"Not hers."
"No? Then why didn't you tell me how to kill her? You lied when you said you didn't know. Some people might think you were a spy. Some people might think it would be a good idea to kill you right now."
Too bad some people didn't know how.
"Who told you?" I asked.
"No one." He let me go with a tiny shove. "Everyone. It's an ancient legend, a prophecy that made no sense. Until you came along."
"Does she know?" I blew out a sharp, quick breath. "Of course she does." Another very good reason for her to try and kill me.
"There has to be another way," Sawyer said quietly.
"There's usually only one method of killing these things. Why would you think there's two just because you didn't like the first?"
"Whitelaw knew how to kill the darkness. But there also has to be a method of killing a Naye'i."
"According to Whitelaw, can't be done."
"He doesn't know everything."
"He appeared to know quite a lot."
"It's too dangerous," Sawyer said. "You'll be one of them, Phoenix. And then—"
He broke off, turned away.
"Then what?"
"Then I'll have to kill you."
I took a deep breath. "I'm counting on it."
Silence settled between us.
"It'll be all right," I said.
Sawyer had been the one to warn me that I should never sleep with a Nephilim; I might absorb their evil along with their strength. I'd figured then that there might come a day that the risk would be worth it. I just hadn't figured that day would arrive so soon.
"I'm the only one who can actually turn into a Nephilim," I said. "I'm the light that will become the dark."
"Because the darkness will swallow you. You'll be gone, Elizabeth."
I frowned. He never called me that. That he had scared me. But being scared had never stopped me before. Usually, being scared just got me started.
"I need to find a Nephilim," I began. "Shouldn't be hard. They're all over the damn place."
I glanced around. The campus looked empty. The entire town had rolled up the sidewalks when the sun went down. Where was a demon when you needed one? When you didn't need one, they were everywhere.
Strong, bare, brown arms came around me from behind. "I won't let you do it," Sawyer said.
"You can't stop me." I struggled but, as usual, he was stronger. "I'll just bang the next Nephilim I see. One will show up.

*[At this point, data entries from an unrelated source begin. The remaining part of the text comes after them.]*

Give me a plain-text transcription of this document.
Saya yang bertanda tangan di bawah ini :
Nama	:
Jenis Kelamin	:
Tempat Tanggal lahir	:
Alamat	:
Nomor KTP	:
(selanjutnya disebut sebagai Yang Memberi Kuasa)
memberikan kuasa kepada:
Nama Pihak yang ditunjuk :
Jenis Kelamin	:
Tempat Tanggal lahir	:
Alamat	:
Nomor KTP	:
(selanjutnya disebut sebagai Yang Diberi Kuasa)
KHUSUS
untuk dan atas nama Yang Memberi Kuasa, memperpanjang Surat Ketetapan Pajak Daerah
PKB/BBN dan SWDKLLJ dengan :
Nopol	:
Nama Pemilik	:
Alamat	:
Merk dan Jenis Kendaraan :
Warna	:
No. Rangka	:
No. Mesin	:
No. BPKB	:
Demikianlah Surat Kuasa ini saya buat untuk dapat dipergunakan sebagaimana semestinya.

It's only a matter of time."
"It'll kill you."
"I doubt that."
The thought of sleeping with an evil thing made me slightly ill, but I'd do whatever I had to. Because if I didn't, the Grigori would once again walk this earth. They'd mate with humans; repopulate the world with demons. The chaos creeping over the planet now would be nothing compared to what would sweep over it then.
Sawyer sighed, his chest rubbing against my back, his arms sliding along mine. "There's another way."
I stilled. "What other way?"
"Sanducci."
"Sanducci? What—"
I paused as I heard again what Whitelaw had said—
You can't become one by sharing blood or being bitten or cursed— Except that I could.
I'd gained dhampir powers from Jimmy. But I hadn't become a vampire—a Nephilim—because to do so I had to— "Share blood," I murmured.
"Yes," Sawyer said, and let me go.
Sanducci hadn't been evil until he'd exchanged blood with his vampire father. He'd drunk from me in the strega's lair, but I'd managed to end his possession, obsession—whatever—by killing Daddy before Jimmy forced me to drink from him. Jimmy had begged me to remember that I must never share blood with a vampire, or I'd become one.
"Jimmy isn't a Nephilim," I pointed out, "he's a breed."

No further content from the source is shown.